The volumetric was computed based on the 3D geological reservoir model (Radwan and Chiarella 2021). Because of the facies definition, cutoff Vcl <  = 35% and PHIE >  ≥ 9%; therefore, the net to gross (NTG) was taken as 1. The NTG model was generated for volumetric calculation. In addition, the oil saturation (So), oil formation volume factor (Bo), and oil–water contact (OWC) were adapted from the Reserve and Resources Report (RAR) for the volumetric calculation. Volumetric sensitive processes were also carried out to choose the most appropriate OIIP value for the model (closer to the Conventional Volumetric Method shown in the latest RAR). The OIIP is calculated using the following equation (Petrel Software Manual 2012):

$${\text{OIIP}} = {\text{BRV}}*{\text{NTG}}*{\text{PHIE}}*\left( {{1} - {\text{Sw}}} \right)/{\text{Bo}}*{\text{C}}$$

To evaluate the uncertainty of the geo-cellular models, 200 cases were conducted for each reservoir. Figure 17 illustrates the volumetric calculations for the E10 and E20 reservoirs. The comparative results of the RAR and model calculations are shown in Table 3. There is a slight difference between the report and the model calculation. These results indicate that the proposed model is acceptable for further assessment.

Fig. 17.
figure 17

Two hundred cases run for calculation the STOIIP for E10 reservoir (a) and E20 reservoir (b)

Table 3 Results of volumetric obtained for this study

Conclusion

This study applied geo-cellular modeling to evaluate the potential of reservoirs in the marginal field offshore. The following key points can be drawn from this research:

  • As the maps of reservoirs are not being interpreted, the top and base maps of reservoirs generated from the top E and top basement lead to different volume reservoirs of rock in the Reserve and Resources Report and 3D model. Therefore, the structural model should be interpreted as a map of reservoirs calibrated with seismic attribute cubes.

  • The facies model helps determine the sand distribution of reservoirs to support petrophysical modeling. This study used 20 facies geological realizations to reduce the geological uncertainty in porosity and permeability modeling. The porosity realization distributes the porosity properties for each facies realization.
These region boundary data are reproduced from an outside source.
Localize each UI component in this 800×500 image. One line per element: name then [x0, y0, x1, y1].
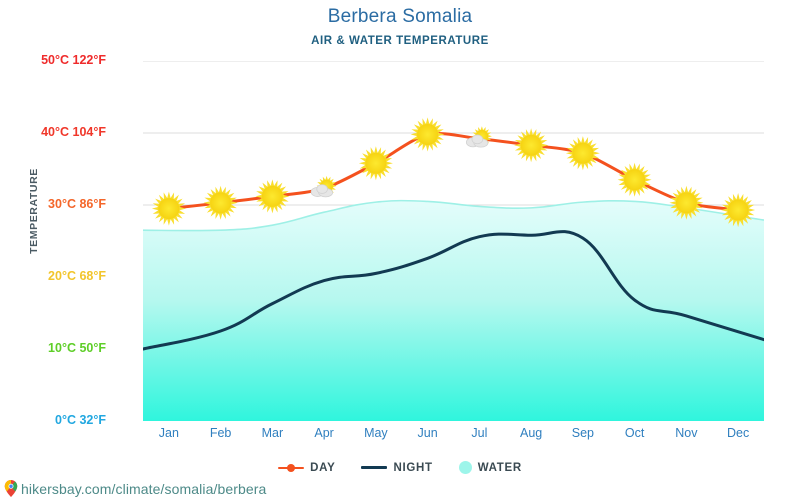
chart-subtitle: AIR & WATER TEMPERATURE	[311, 35, 489, 47]
sun-icon	[565, 136, 600, 171]
circle-icon	[458, 461, 472, 474]
y-axis-label: TEMPERATURE	[28, 168, 40, 254]
sun-icon	[151, 191, 186, 226]
line-icon	[361, 466, 388, 469]
footer-url: hikersbay.com/climate/somalia/berbera	[21, 480, 267, 497]
legend-label: NIGHT	[393, 461, 433, 474]
plot-area	[143, 61, 764, 421]
legend-item-water[interactable]: WATER	[458, 461, 522, 474]
sun-icon	[358, 146, 393, 181]
legend-label: WATER	[477, 461, 522, 474]
x-tick-label-dec: Dec	[727, 426, 750, 440]
water-area-series	[143, 199, 764, 421]
legend-item-night[interactable]: NIGHT	[361, 462, 432, 474]
y-tick-label: 40°C 104°F	[41, 125, 106, 139]
sun-behind-cloud-icon	[310, 175, 337, 198]
page-title: Berbera Somalia	[327, 6, 473, 27]
footer: hikersbay.com/climate/somalia/berbera	[4, 480, 266, 497]
y-tick-label: 30°C 86°F	[48, 197, 106, 211]
legend-item-day[interactable]: DAY	[278, 462, 335, 474]
y-tick-label: 10°C 50°F	[48, 341, 106, 355]
sun-icon	[203, 185, 238, 220]
legend-label: DAY	[310, 461, 336, 474]
climate-chart: Berbera Somalia AIR & WATER TEMPERATURE …	[0, 0, 800, 500]
y-tick-label: 20°C 68°F	[48, 269, 106, 283]
sun-icon	[410, 117, 445, 152]
sun-icon	[255, 179, 290, 214]
y-tick-label: 0°C 32°F	[55, 413, 106, 427]
line-marker-icon	[278, 463, 305, 473]
chart-legend: DAY NIGHT WATER	[0, 461, 800, 474]
day-line-series	[167, 131, 740, 212]
location-pin-icon	[4, 480, 18, 497]
y-tick-label: 50°C 122°F	[41, 53, 106, 67]
sun-icon	[617, 162, 652, 197]
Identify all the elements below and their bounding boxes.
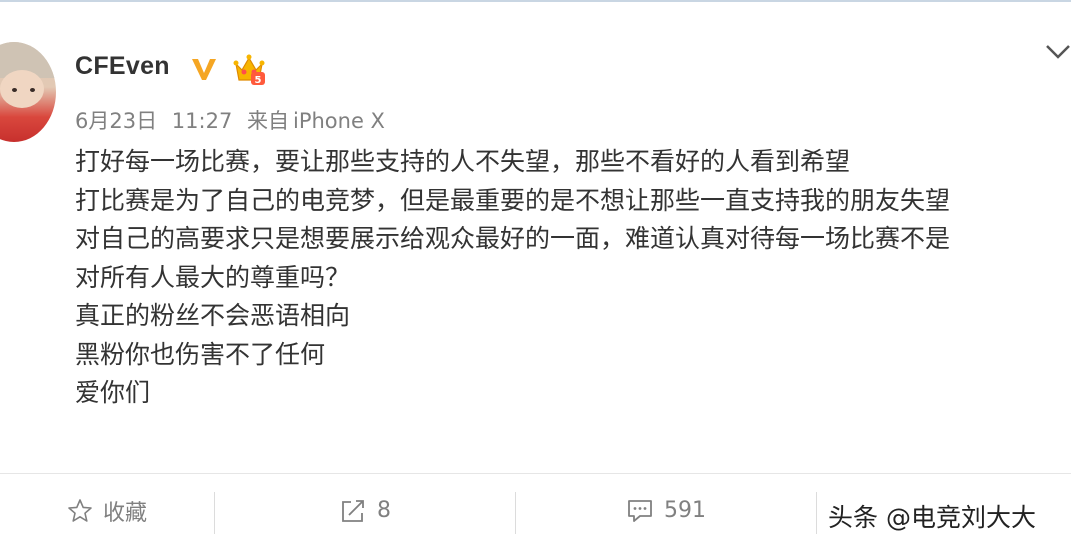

  • The petrophysical model was determined by a relationship adapted from the core analysis. Thus, deterministic modeling was used for permeability, while stochastic modeling was used to ensure the suitability of the target reservoirs.

  • Sequential Gaussian simulation (SGS) was used for porosity realization to preserve the characteristics of the lithofacies model. In addition, the permeability distribution was adapted to the co-kriging technique to achieve the minimum variance of the estimation error in the modeling process.

  • The volume of the reservoir rock is one of the critical factors that affect the oil’s initial in-place calculation. It should be taken from the 3D model to eliminate the uncertainty.

  • Geological uncertainty is necessary for 3D geo-cellular modeling in the exploration and production of hydrocarbons.

  • This model provides the static geological model for future development plans by dynamic simulation

The potential oil reserve of the study reservoir was demonstrated using 3D geological modeling. However, uncertainties still exist in the Oligocene reservoir model for the marginal field. Some uncertainties are highlighted below:

  • Structural maps are still unconfident due to the modeling process.

  • While not yet studying the depositional conceptual model, the intermediate conceptual model has been referred to as for the assumption of direction, location, and size of geological feature distribution.

  • Log upscaling and grid upscaling themselves lead to model uncertainty, particularly the hydrocarbon pore volume.